Das Gesetz hat inzwischen weltweite Vorbildwirkung. Das liegt daran, dass es besser funktioniert als der Handel mit Emissionsrechten. Damit sollen in der EU bis 2012 rund zehn Millionen Tonnen CO2 eingespart werden. Zum Vergleich: Dank EEG sparen wir allein in Deutschland 7 bis 8 Millionen Tonnen ein - pro Jahr!
mm.de: Wenn das EEG so vorbildlich ist, schlägt sich das nicht auch auf dem Klimagipfel in Kopenhagen nieder?
Scheer: Wahrscheinlich nicht in dem Minimalkonsens, auf den man sich verständigen wird. Wie gesagt, auf höchster Ebene wird es wieder nur um Emissionsrechte gehen. Aber das ist eben die falsche Schwerpunktsetzung. Die Klimagipfel brauchen eine andere Tagesordnung.

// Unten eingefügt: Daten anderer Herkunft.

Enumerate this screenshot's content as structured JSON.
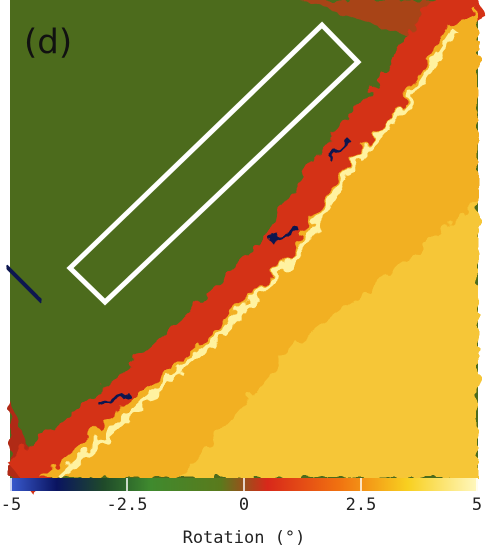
{
  "chart_data": {
    "type": "heatmap",
    "title": "(d)",
    "colorbar_label": "Rotation (°)",
    "clim": [
      -5,
      5
    ],
    "cticks": [
      -5,
      -2.5,
      0,
      2.5,
      5
    ]
  }
}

mm.de: Was sollte darauf stehen?
Scheer: Alles, was den Ausbau erneuerbarer Energien befördert und beschleunigt. Zum Beispiel geben einzelne Entwicklungsländer nahezu 100 Prozent ihrer Deviseneinnahmen für Energieimporte aus. Diesen Ländern muss man helfen, eine neue Infrastruktur mit erneuerbaren Energien aufzubauen. Ähnlich wäre es mit Zollerleichterungen für Energietechnik, und sei es nur bei Lieferungen in Entwicklungsländer. All das wäre gut angelegtes Geld, für den Klimaschutz wie für die Entwicklungshilfe. Und die Wirtschaft in den Geberstaaten würde auch profitieren.